Доктор втянул щеки и произнес:
– Без результатов анализов я не могу сказать со стопроцентной уверенностью, но подозреваю, что у вашей матери серьезная стадия рака.
В глазах у меня потемнело. Я поняла, чья тень явилась мне в колодезной воде. Я поняла, что за тварюга прицепилась к Мамочке. Я поняла, почему та вдруг перестала бороться.
– Спасибо, – сказала я.
– Вы можете спрашивать меня о чем угодно, в любое время, – произнес доктор. – В любое время.
Не знаю, заметил ли он, что я смотрю на его кольцо, но только он его потрогал. Потом вытянул руки по швам, развернулся и замаршировал дальше, утягивая за собой эскорт.
Один стажер замешкался и одарил меня полуулыбкой, сопровождаемой быстрым взлетом бровей. Не знаю, что он там пытался выразить: то ли сочувствие, то ли что аудиенция закончена, – но я ему ответила недвусмысленным взглядом: проваливай к черту. Что он и сделал, ведь нужно было догонять процессию, давно покинувшую палату номер двенадцать. А я вернулась к Мамочке.
– Он что-нибудь путное сказал? – спросила она.
– Нет, Мамочка.
Покинув больницу, я добралась до А47 и встала на дороге с поднятым пальцем. Остановился мотоцикл. Только когда водитель поднял шлем, я поняла, что это Артур.
– Осока, – завопил он, – какое совпадение!
– Да уж, – мрачно отозвалась я.
– Садись.
Не могу сказать, что мне хотелось. В смысле прокатиться на мотоцикле. Тяжелая машина, замызганная и забрызганная везде, кроме отполированных до блеска хромовых деталей и значка на топливном баке с надписью «Триумф». Почувствовав мои сомнения, Артур сказал:
– Постой.
Он перекинул длинную ногу через сиденье, слез с мотоцикла и подошел к машине сзади. Там у него имелся багажник; открыв его, он вытащил такую же, как у него, черную кожаную куртку и запасной шлем. Все это богатство он протянул мне:
– Бери.
По-прежнему не горя желанием кататься, я все-таки взяла протянутую куртку.

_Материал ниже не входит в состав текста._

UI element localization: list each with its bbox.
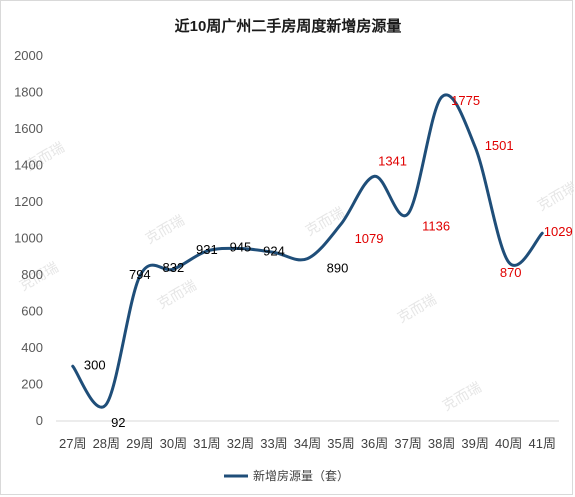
y-tick-label: 400 [21,340,43,355]
watermark-6: 克而瑞 [440,379,484,414]
x-tick-label: 41周 [528,436,555,451]
y-tick-label: 2000 [14,48,43,63]
watermark-3: 克而瑞 [155,277,199,312]
y-tick-label: 1200 [14,194,43,209]
x-tick-label: 40周 [495,436,522,451]
x-tick-label: 27周 [59,436,86,451]
data-label: 1775 [451,93,480,108]
data-label: 924 [263,243,285,258]
data-labels: 300 92 794 832 931 945 924 890 1079 1341 1136 1775 1… [84,93,573,430]
series-line-new-listings [71,93,544,409]
x-tick-label: 33周 [260,436,287,451]
x-tick-label: 31周 [193,436,220,451]
x-tick-label: 38周 [428,436,455,451]
x-tick-label: 29周 [126,436,153,451]
data-label: 92 [111,415,125,430]
data-label: 1079 [355,231,384,246]
y-tick-label: 1800 [14,85,43,100]
x-tick-label: 36周 [361,436,388,451]
x-tick-label: 35周 [327,436,354,451]
y-tick-label: 0 [36,413,43,428]
legend: 新增房源量（套） [224,468,349,483]
x-tick-label: 32周 [227,436,254,451]
x-tick-label: 34周 [294,436,321,451]
y-tick-label: 800 [21,267,43,282]
data-label: 794 [129,267,151,282]
data-label: 1501 [485,138,514,153]
y-tick-label: 600 [21,304,43,319]
x-axis: 27周 28周 29周 30周 31周 32周 33周 34周 35周 36周 37周 38周 39周 4… [59,436,556,451]
y-tick-label: 1400 [14,158,43,173]
x-tick-label: 37周 [394,436,421,451]
chart-title: 近10周广州二手房周度新增房源量 [175,17,402,35]
data-label: 870 [500,265,522,280]
y-tick-label: 1000 [14,231,43,246]
x-tick-label: 39周 [461,436,488,451]
y-tick-label: 1600 [14,121,43,136]
watermark-5: 克而瑞 [395,291,439,326]
watermark-4: 克而瑞 [303,204,347,239]
x-tick-label: 30周 [160,436,187,451]
legend-label: 新增房源量（套） [253,468,349,483]
data-label: 931 [196,242,218,257]
data-label: 890 [327,261,349,276]
data-label: 945 [230,240,252,255]
data-label: 1341 [378,153,407,168]
data-label: 300 [84,357,106,372]
y-axis: 0 200 400 600 800 1000 1200 1400 1600 1800 2000 [14,48,43,428]
data-label: 1136 [422,219,450,234]
watermark-1: 克而瑞 [143,212,187,247]
data-label: 832 [163,260,185,275]
data-label: 1029 [544,224,573,239]
y-tick-label: 200 [21,377,43,392]
watermark-7: 克而瑞 [535,179,575,214]
x-tick-label: 28周 [93,436,120,451]
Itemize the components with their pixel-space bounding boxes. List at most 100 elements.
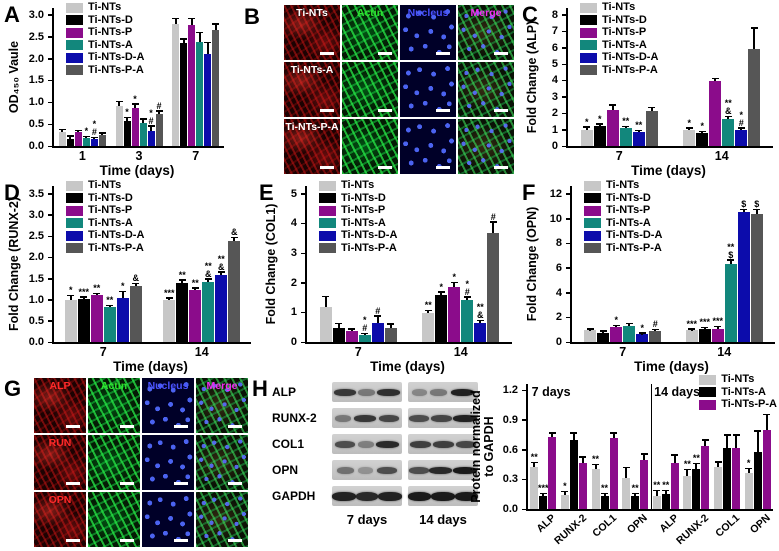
y-tick-mark [48,145,54,147]
bar [103,307,116,342]
error-bar-cap [463,296,471,298]
merge-channel-image [196,435,248,490]
significance-marker: ** & [204,260,212,279]
error-bar [453,283,456,288]
blot-time-label: 14 days [419,512,467,527]
bar [319,307,332,342]
plot-area: 0.0 0.3 0.6 0.9 1.2 ALP ** *** RUNX-2 * COL1 ** ** OP… [503,384,773,547]
blot-row: GAPDH [272,486,478,506]
bar-slot: # [649,186,662,342]
bar [722,119,735,146]
bar [750,213,763,342]
error-bar-cap [753,208,761,211]
legend-label: Ti-NTs-A [602,38,647,51]
legend-label: Ti-NTs-A [606,216,651,229]
error-bar [182,39,185,44]
error-bar [194,288,197,291]
y-tick-label: 8 [551,8,558,21]
y-tick-label: 4 [551,74,558,87]
significance-marker: ** [635,120,643,131]
green-channel-image [88,435,140,490]
bar [358,335,371,342]
error-bar-cap [740,208,748,211]
panel-B-letter: B [244,4,260,29]
bar-slot [753,384,762,509]
bar-slot: * [683,8,696,146]
x-tick-label: OPN [625,512,650,537]
y-tick-mark [48,299,54,301]
bar [180,43,188,146]
error-bar-cap [58,128,66,131]
bar [622,478,631,509]
error-bar-cap [688,328,696,330]
error-bar [101,133,104,135]
bar [580,129,593,146]
error-bar-cap [625,322,633,325]
significance-marker: * [452,272,457,283]
column-header: Nucleus [407,7,449,19]
bar [636,334,649,342]
y-tick-label: 2.0 [28,251,44,264]
legend-item: Ti-NTs-P-A [699,398,777,411]
row-label: Ti-NTs-P-A [285,121,339,133]
significance-marker: ** & [724,98,732,117]
error-bar [324,297,327,308]
y-tick-label: 0.0 [502,503,518,515]
error-bar [198,33,201,42]
error-bar-cap [82,135,90,138]
legend-label: Ti-NTs-P-A [341,241,397,254]
bar-slot [622,384,631,509]
bar [610,327,623,342]
legend: Ti-NTs Ti-NTs-A Ti-NTs-P-A [699,373,777,411]
error-bar-cap [387,323,395,325]
bar-group: 7 * *** ** ** * & [54,186,153,359]
bar-slot: $ [750,186,763,342]
bar [131,107,139,146]
error-bar [729,260,732,265]
blot-strip [408,434,478,454]
bar [569,439,578,509]
significance-marker: * [597,113,602,124]
bar [619,127,632,146]
cck8-proliferation-chart: OD₄₅₀ Vaule 0.0 0.5 1.0 1.5 2.0 2.5 3.0 1 * * #3 * *… [4,0,228,178]
error-bar-cap [685,127,693,129]
bar [737,212,750,342]
blue-channel-image [142,435,194,490]
legend-swatch [580,15,597,26]
significance-marker: ** $ [727,241,735,260]
green-channel-image [342,119,398,174]
error-bar [207,279,210,282]
bar-group: 7 [167,8,224,163]
bar [448,287,461,342]
significance-marker: ** [622,116,630,127]
bar [600,496,609,509]
legend-item: Ti-NTs-P [584,204,662,217]
legend-label: Ti-NTs-A [88,216,133,229]
bar [461,299,474,342]
significance-marker: # [156,100,162,111]
error-bar [150,126,152,131]
error-bar [479,321,482,323]
legend-item: Ti-NTs-D [66,192,144,205]
bar [597,332,610,342]
bar-slot [609,384,618,509]
error-bar [533,463,536,468]
merge-channel-image [458,62,514,117]
error-bar-cap [732,434,740,436]
bar [204,54,212,146]
y-tick-mark [562,112,568,115]
bar-slot [732,384,741,509]
error-bar [121,292,124,298]
legend-item: Ti-NTs-A [66,39,144,52]
bar [701,445,710,509]
blot-band [334,388,357,396]
legend-label: Ti-NTs-P-A [602,63,658,76]
bar-slot: ** [103,186,116,342]
blue-channel-image [400,62,456,117]
bar-slot: ** [591,384,600,509]
blot-band [377,466,398,474]
blot-row: OPN [272,460,478,480]
blot-label: GAPDH [272,489,316,503]
y-tick-label: 3.0 [28,8,44,21]
error-bar-cap [348,328,356,330]
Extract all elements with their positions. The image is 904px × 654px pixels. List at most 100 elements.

Сзади на ней было что-то нарисовано. Идущая дугой готическая надпись гласила: «Мотоциклетный клуб Ратэ», а ниже красовался череп в шлеме. Брезгливо приподняв куртку кончиками пальцев, я заявила:
– Я это не надену.
– Почему?
– А почему на твоей куртке нет идиотского черепа?
– Я больше не состою в этом клубе. Но ведь тебе без разницы.
– Что за Ратэ?
– Это еще от римлян. Римское название Лестера. Так ты садишься или нет?
– Я это не надену. Я только из больницы. Думаешь, нормально возвращаться из больницы с черепом на спине? По-моему, нет.
У Артура отвисла челюсть. Он посмотрел с тоской на дорогу, будто жалея, что все это затеял.
– Ладно, бери мою, а я надену эту.
В итоге я подумала, что веду себя как дура, и снизошла до куртки с мертвой головой. Артур сказал, что в шлеме каталась его бывшая девушка. Мне он пришелся впору. Я выразила опасение, что упаду, на что он предложил мне держаться за него. Я так и сделала. И мы помчались по трассе А47 – так быстро, что у меня из глаз от ветра брызнули слезы; так быстро, что я подумала: наверное, это похоже на полет. Я обхватила Артура и наслаждалась запахом бензина, масла, ароматом его теплой кожи. Я так в него вцепилась, что, когда мы притормозили у моего дома, ему пришлось высвобождаться из моих объятий. Когда он помогал мне слезть, у меня подкашивались ноги. Не передать, какого страху я натерпелась. Я побрела домой, не сказав ему ни слова благодарности.